'Royal City Vol. 2' | Crítica Buenos días, tristeza

  • Regresamos a Royal City, para conocer el pasado de la familia Pike

Una imagen de la obra. Una imagen de la obra.

Una imagen de la obra.

En el anterior, y primer, volumen de esta serie conocíamos a todos los miembros de esta familia, marcados por la tragedia de la muerte del benjamín, Tommy. Cada uno tiene encuentros con diferentes versiones del fallecido. Su madre, Patti, lo ve como un sacerdote, ya que ella, a raíz de lo que ocurrió, se ha refugiado en la religión. Sin embargo, para su hermana Tara es un niño, mientras ella lidia por intentar reflotar la economía de una ciudad que se hunde irremediablemente; Pat, el escritor que vuelve al lugar que abandonó, lo siente como un joven sin rumbo y, finalmente, el bala perdida de Richie se pega juergas interminables con él, mientras esquiva a los tipos a los que debe pasta.

¿Y Peter, el padre? Un hombre gris, que se refugia en su coleccionismo de radios, y a través de una de ellas oirá la desesperada voz de su hijo desaparecido, momentos antes de sufrir un ictus…

¿Qué ha llevado a esta familia a este estado?

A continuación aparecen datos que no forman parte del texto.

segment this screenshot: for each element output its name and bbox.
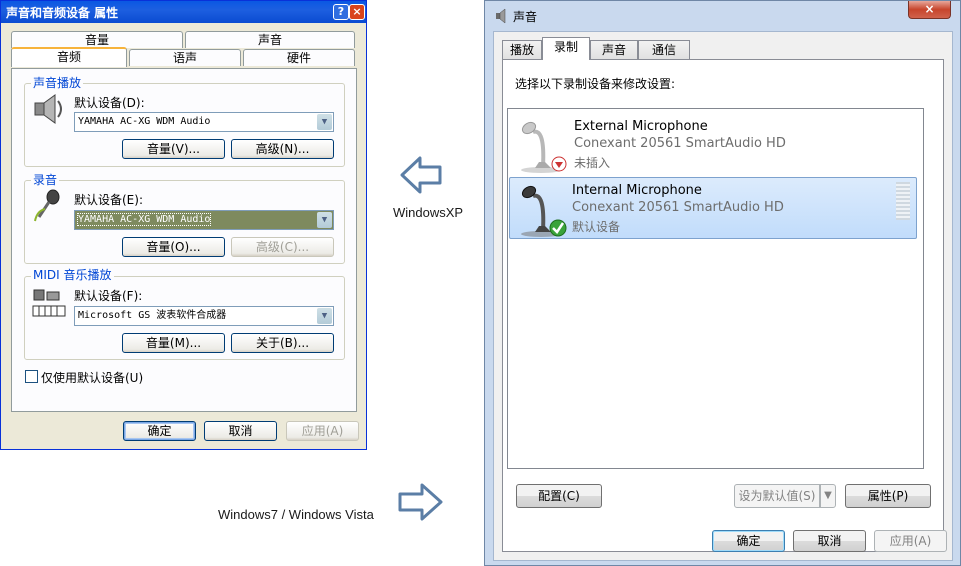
ok-button[interactable]: 确定 [123,421,196,441]
properties-button[interactable]: 属性(P) [845,484,931,508]
midi-default-device-label: 默认设备(F): [74,289,143,303]
device-name: Internal Microphone [572,183,702,198]
device-driver: Conexant 20561 SmartAudio HD [574,136,786,151]
midi-volume-button[interactable]: 音量(M)... [122,333,225,353]
playback-advanced-button[interactable]: 高级(N)... [231,139,334,159]
tab-sounds[interactable]: 声音 [185,31,355,48]
device-driver: Conexant 20561 SmartAudio HD [572,200,784,215]
recording-device-combo[interactable]: YAMAHA AC-XG WDM Audio ▼ [74,210,334,230]
midi-device-combo[interactable]: Microsoft GS 波表软件合成器 ▼ [74,306,334,326]
microphone-icon [34,189,60,222]
tab-recording[interactable]: 录制 [542,37,590,60]
w7-dialog-title: 声音 [513,10,538,24]
cancel-button[interactable]: 取消 [204,421,277,441]
configure-button[interactable]: 配置(C) [516,484,602,508]
device-status: 未插入 [574,156,611,170]
speaker-icon [34,94,62,124]
cancel-button[interactable]: 取消 [793,530,866,552]
recording-device-value: YAMAHA AC-XG WDM Audio [76,213,212,226]
xp-sound-properties-dialog: 声音和音频设备 属性 ? × 音量 声音 音频 语声 硬件 声音播放 默认设备(… [0,0,367,450]
tab-playback[interactable]: 播放 [502,40,542,60]
ok-button[interactable]: 确定 [712,530,785,552]
close-button[interactable]: × [908,1,951,19]
playback-device-combo[interactable]: YAMAHA AC-XG WDM Audio ▼ [74,112,334,132]
playback-volume-button[interactable]: 音量(V)... [122,139,225,159]
w7-sound-dialog: 声音 × 播放 录制 声音 通信 选择以下录制设备来修改设置: External… [484,0,961,566]
level-meter [896,182,910,220]
list-item[interactable]: Internal Microphone Conexant 20561 Smart… [509,177,917,239]
recording-device-list[interactable]: External Microphone Conexant 20561 Smart… [507,108,924,469]
sound-playback-label: 声音播放 [31,76,84,90]
chevron-down-icon[interactable]: ▼ [317,308,332,324]
microphone-icon [521,185,567,237]
apply-button[interactable]: 应用(A) [874,530,947,552]
playback-device-value: YAMAHA AC-XG WDM Audio [78,116,211,127]
midi-device-value: Microsoft GS 波表软件合成器 [78,310,227,321]
arrow-right-icon [398,483,443,521]
tab-voice[interactable]: 语声 [129,49,241,66]
tab-hardware[interactable]: 硬件 [243,49,355,66]
set-default-dropdown[interactable]: ▼ [820,484,836,508]
microphone-icon [521,121,567,173]
tab-sounds[interactable]: 声音 [590,40,638,60]
midi-keyboard-icon [32,289,66,317]
sound-app-icon [496,8,506,24]
recording-advanced-button[interactable]: 高级(C)... [231,237,334,257]
instruction-text: 选择以下录制设备来修改设置: [515,77,676,91]
device-status: 默认设备 [572,220,621,234]
apply-button[interactable]: 应用(A) [286,421,359,441]
only-default-checkbox[interactable] [25,370,38,383]
playback-default-device-label: 默认设备(D): [74,96,145,110]
recording-label: 录音 [31,173,60,187]
only-default-label: 仅使用默认设备(U) [41,371,144,385]
chevron-down-icon: ▼ [824,490,832,501]
tab-communications[interactable]: 通信 [638,40,690,60]
tab-audio[interactable]: 音频 [11,47,127,67]
tab-volume[interactable]: 音量 [11,31,183,48]
xp-dialog-title: 声音和音频设备 属性 [6,6,119,20]
close-button[interactable]: × [349,4,365,20]
chevron-down-icon[interactable]: ▼ [317,212,332,228]
list-item[interactable]: External Microphone Conexant 20561 Smart… [511,114,919,176]
midi-about-button[interactable]: 关于(B)... [231,333,334,353]
windows7-vista-caption: Windows7 / Windows Vista [218,507,374,522]
device-name: External Microphone [574,119,708,134]
arrow-left-icon [400,156,442,194]
help-button[interactable]: ? [333,4,349,20]
midi-playback-label: MIDI 音乐播放 [31,268,114,282]
windowsxp-caption: WindowsXP [393,205,464,220]
recording-default-device-label: 默认设备(E): [74,193,143,207]
chevron-down-icon[interactable]: ▼ [317,114,332,130]
w7-dialog-body: 播放 录制 声音 通信 选择以下录制设备来修改设置: External Micr… [493,31,953,561]
recording-volume-button[interactable]: 音量(O)... [122,237,225,257]
set-default-button[interactable]: 设为默认值(S) [734,484,820,508]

Jeff Lemire, en esta obra como autor completo, nos acompaña en un viaje temporal a los años noventa, concretamente al 93, donde el grunge reinaba en las cadenas de radio norteamericanas.

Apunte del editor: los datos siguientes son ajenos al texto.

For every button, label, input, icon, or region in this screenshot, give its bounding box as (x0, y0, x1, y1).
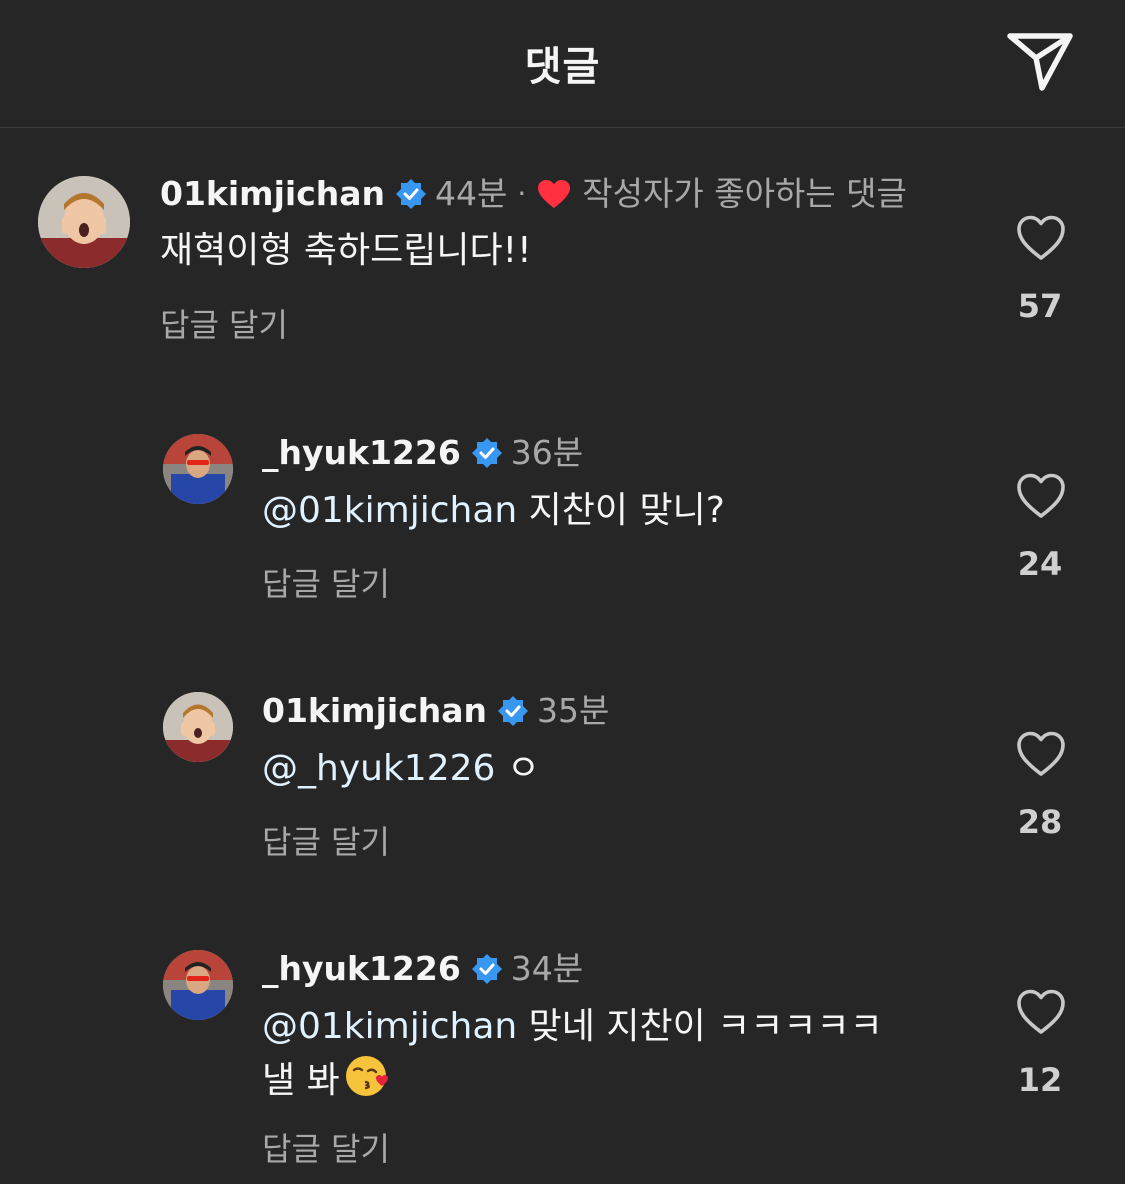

Tommy escribe en su diario, volcando sus sentimientos en las hojas de papel, así como lo que piensa sobre sus padres y hermanos. Unos terribles dolores de cabeza le atenazan cuando menos se lo espera, convirtiéndolo en un auténtico zombi, llevándolo a lugares premonitorios de lo que le va a suceder… Y solo hay una manera de aliviarlos.

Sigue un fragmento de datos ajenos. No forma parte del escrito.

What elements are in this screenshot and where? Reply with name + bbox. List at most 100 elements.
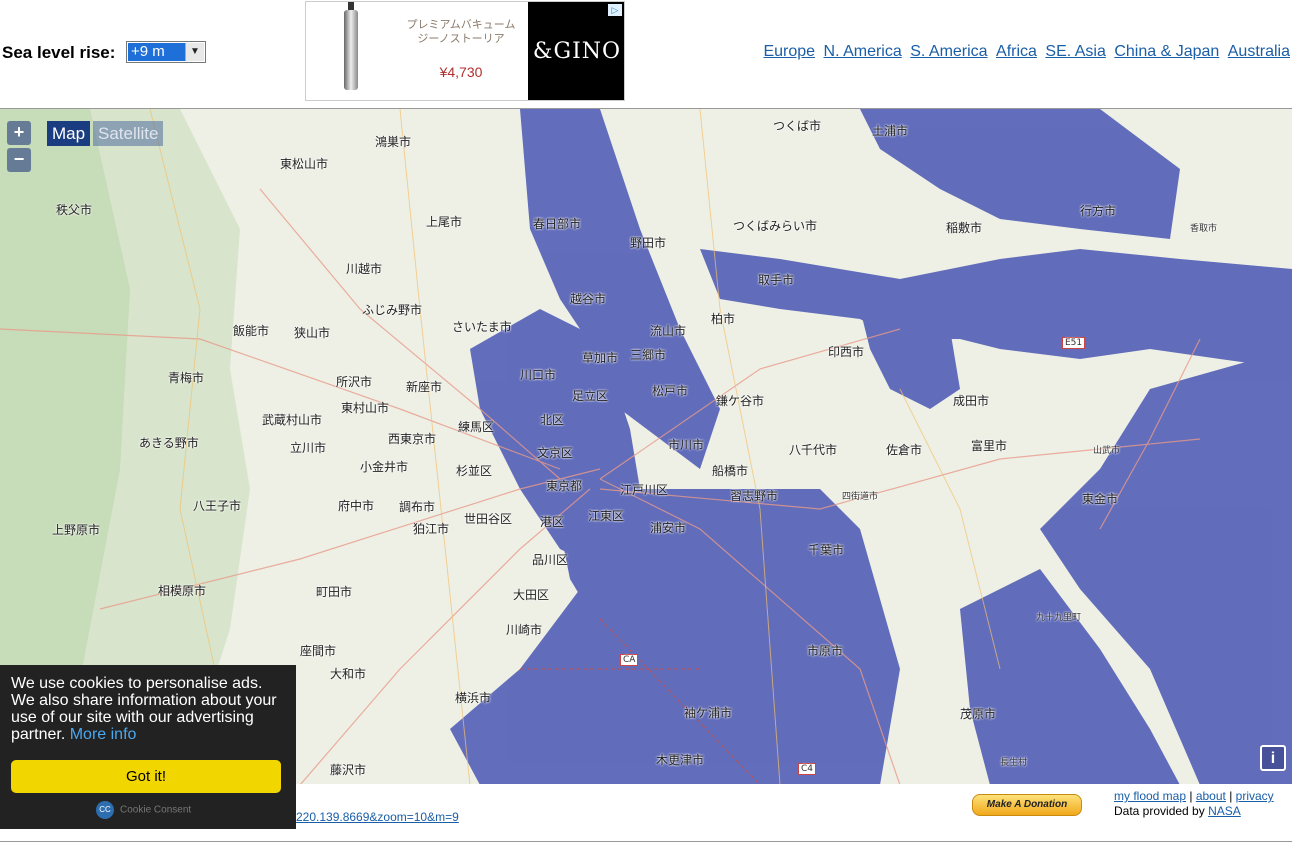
privacy-link[interactable]: privacy (1236, 789, 1274, 803)
region-links: Europe N. America S. America Africa SE. … (759, 43, 1290, 61)
place-label: 北区 (540, 413, 565, 427)
nasa-link[interactable]: NASA (1208, 804, 1241, 818)
zoom-out-button[interactable]: − (7, 148, 31, 172)
region-link-s-america[interactable]: S. America (910, 43, 987, 60)
place-label: 町田市 (316, 585, 353, 599)
about-link[interactable]: about (1196, 789, 1226, 803)
region-link-n-america[interactable]: N. America (824, 43, 902, 60)
place-label: 越谷市 (570, 292, 607, 306)
cookie-consent-icon: CC (96, 801, 114, 819)
advertisement[interactable]: プレミアムバキューム ジーノストーリア ¥4,730 &GINO ▷ (305, 1, 625, 101)
route-shield: CA (620, 654, 639, 666)
cookie-consent-brand[interactable]: CC Cookie Consent (96, 801, 191, 820)
place-label: 鴻巣市 (375, 135, 412, 149)
place-label: 茂原市 (960, 707, 997, 721)
tab-map[interactable]: Map (47, 121, 91, 146)
my-flood-map-link[interactable]: my flood map (1114, 789, 1186, 803)
ad-price: ¥4,730 (439, 64, 483, 80)
place-label: 東村山市 (341, 401, 390, 415)
place-label: 江東区 (588, 509, 625, 523)
place-label: 稲敷市 (946, 221, 983, 235)
place-label: 足立区 (572, 389, 609, 403)
more-info-link[interactable]: More info (70, 726, 137, 743)
product-image (344, 10, 358, 90)
sea-level-label: Sea level rise: (2, 43, 116, 62)
region-link-se-asia[interactable]: SE. Asia (1045, 43, 1105, 60)
place-label: 新座市 (406, 380, 443, 394)
place-label: 上尾市 (426, 215, 463, 229)
cookie-banner: We use cookies to personalise ads. We al… (0, 665, 296, 829)
place-label: 飯能市 (233, 324, 270, 338)
place-label: 大田区 (513, 588, 550, 602)
place-label: 立川市 (290, 441, 327, 455)
place-label: 相模原市 (158, 584, 207, 598)
place-label: 習志野市 (730, 489, 779, 503)
ad-product-text: プレミアムバキューム ジーノストーリア (406, 18, 516, 45)
cookie-message: We use cookies to personalise ads. We al… (11, 675, 286, 743)
place-label: 浦安市 (650, 521, 687, 535)
place-label: 成田市 (953, 394, 990, 408)
route-shield: C4 (798, 763, 817, 775)
place-label: 狭山市 (294, 326, 331, 340)
place-label: つくば市 (773, 119, 822, 133)
place-label: 船橋市 (712, 464, 749, 478)
place-label: 鎌ケ谷市 (716, 394, 765, 408)
place-label: あきる野市 (139, 436, 199, 450)
sea-level-select[interactable]: +9 m ▼ (126, 41, 206, 63)
region-link-africa[interactable]: Africa (996, 43, 1037, 60)
adchoices-icon[interactable]: ▷ (608, 4, 622, 16)
place-label: 江戸川区 (620, 483, 669, 497)
chevron-down-icon[interactable]: ▼ (185, 43, 204, 61)
place-label: 木更津市 (656, 753, 705, 767)
place-label: 上野原市 (52, 523, 101, 537)
place-label: 印西市 (828, 345, 865, 359)
place-label: 千葉市 (808, 543, 845, 557)
got-it-button[interactable]: Got it! (11, 760, 281, 793)
place-label: 山武市 (1093, 446, 1121, 456)
place-label: 袖ケ浦市 (684, 706, 733, 720)
place-label: 長生村 (1000, 758, 1028, 768)
place-label: 八千代市 (789, 443, 838, 457)
place-label: 青梅市 (168, 371, 205, 385)
place-label: 練馬区 (458, 420, 495, 434)
footer-links-row: my flood map | about | privacy (1114, 789, 1274, 803)
place-label: 横浜市 (455, 691, 492, 705)
region-link-australia[interactable]: Australia (1228, 43, 1290, 60)
region-link-europe[interactable]: Europe (763, 43, 815, 60)
place-label: 流山市 (650, 324, 687, 338)
place-label: 佐倉市 (886, 443, 923, 457)
tab-satellite[interactable]: Satellite (93, 121, 164, 146)
place-label: 大和市 (330, 667, 367, 681)
place-label: 小金井市 (360, 460, 409, 474)
place-label: 港区 (540, 515, 565, 529)
place-label: ふじみ野市 (362, 303, 423, 317)
place-label: 市原市 (807, 644, 844, 658)
zoom-in-button[interactable]: + (7, 121, 31, 145)
place-label: 行方市 (1080, 204, 1117, 218)
donate-button[interactable]: Make A Donation (972, 794, 1082, 816)
place-label: さいたま市 (452, 320, 512, 334)
place-label: 杉並区 (456, 464, 493, 478)
place-label: 春日部市 (533, 217, 582, 231)
route-shield: E51 (1062, 337, 1086, 349)
place-label: 八王子市 (193, 499, 242, 513)
info-button[interactable]: i (1260, 745, 1286, 771)
place-label: 府中市 (338, 499, 375, 513)
place-label: 市川市 (668, 438, 705, 452)
place-label: 西東京市 (388, 432, 437, 446)
place-label: 野田市 (630, 236, 667, 250)
top-bar: Sea level rise: +9 m ▼ プレミアムバキューム ジーノストー… (0, 0, 1292, 108)
place-label: 柏市 (711, 312, 736, 326)
place-label: 座間市 (300, 644, 337, 658)
place-label: 松戸市 (652, 384, 689, 398)
place-label: 取手市 (758, 273, 795, 287)
place-label: 藤沢市 (330, 763, 367, 777)
place-label: 秩父市 (56, 203, 93, 217)
place-label: 東金市 (1082, 492, 1119, 506)
place-label: 東京都 (546, 479, 583, 493)
place-label: 品川区 (532, 553, 569, 567)
region-link-china-japan[interactable]: China & Japan (1114, 43, 1219, 60)
place-label: 文京区 (537, 446, 574, 460)
place-label: つくばみらい市 (733, 219, 818, 233)
permalink[interactable]: 220.139.8669&zoom=10&m=9 (296, 810, 459, 824)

Patti se da cuenta de la soledad que la rodea, con un matrimonio roto por lo repetitivo, la cotidianidad que lo mata todo, lentamente. Su marido, atrapado en un trabajo que odia, encontrará de la manera más casual una manera de evadirse.

Exceptuando a Richie, cuya existencia pasa por fiestas, sumergirse en alcohol y drogas, al resto de la familia no es que le vaya demasiado mejor. Tara, que ya sale con su futuro marido, Steve, se va a encontrar de pronto, sin aviso, con una situación en la que deberá tomar una radical decisión.

Mientras, Pat, el futuro escritor casado con una estrella del celuloide, se ha rendido. No universidad, no escribir, tan solo el sonido de las máquinas de la factoría en la que trabaja.

El creador de esta serie, Jeff Lemire, al que supongo que ya conoceréis, sabe llevar a la viñeta los sentimientos de sus personajes, los dramas que viven, haciéndolos casi reales. Ya lo ha demostrado en sus otras series, que ha ido publicando Astiberri (Descender, Black Hammer, Gideon Falls…) en las que jugando con los géneros con auténtica maestría, se ha convertido en uno de los mejores, y más prolíficos, guionistas del panorama comiquero actual.

¿Queréis saber qué le ocurrió a Tommy? Aquí tenéis las respuestas.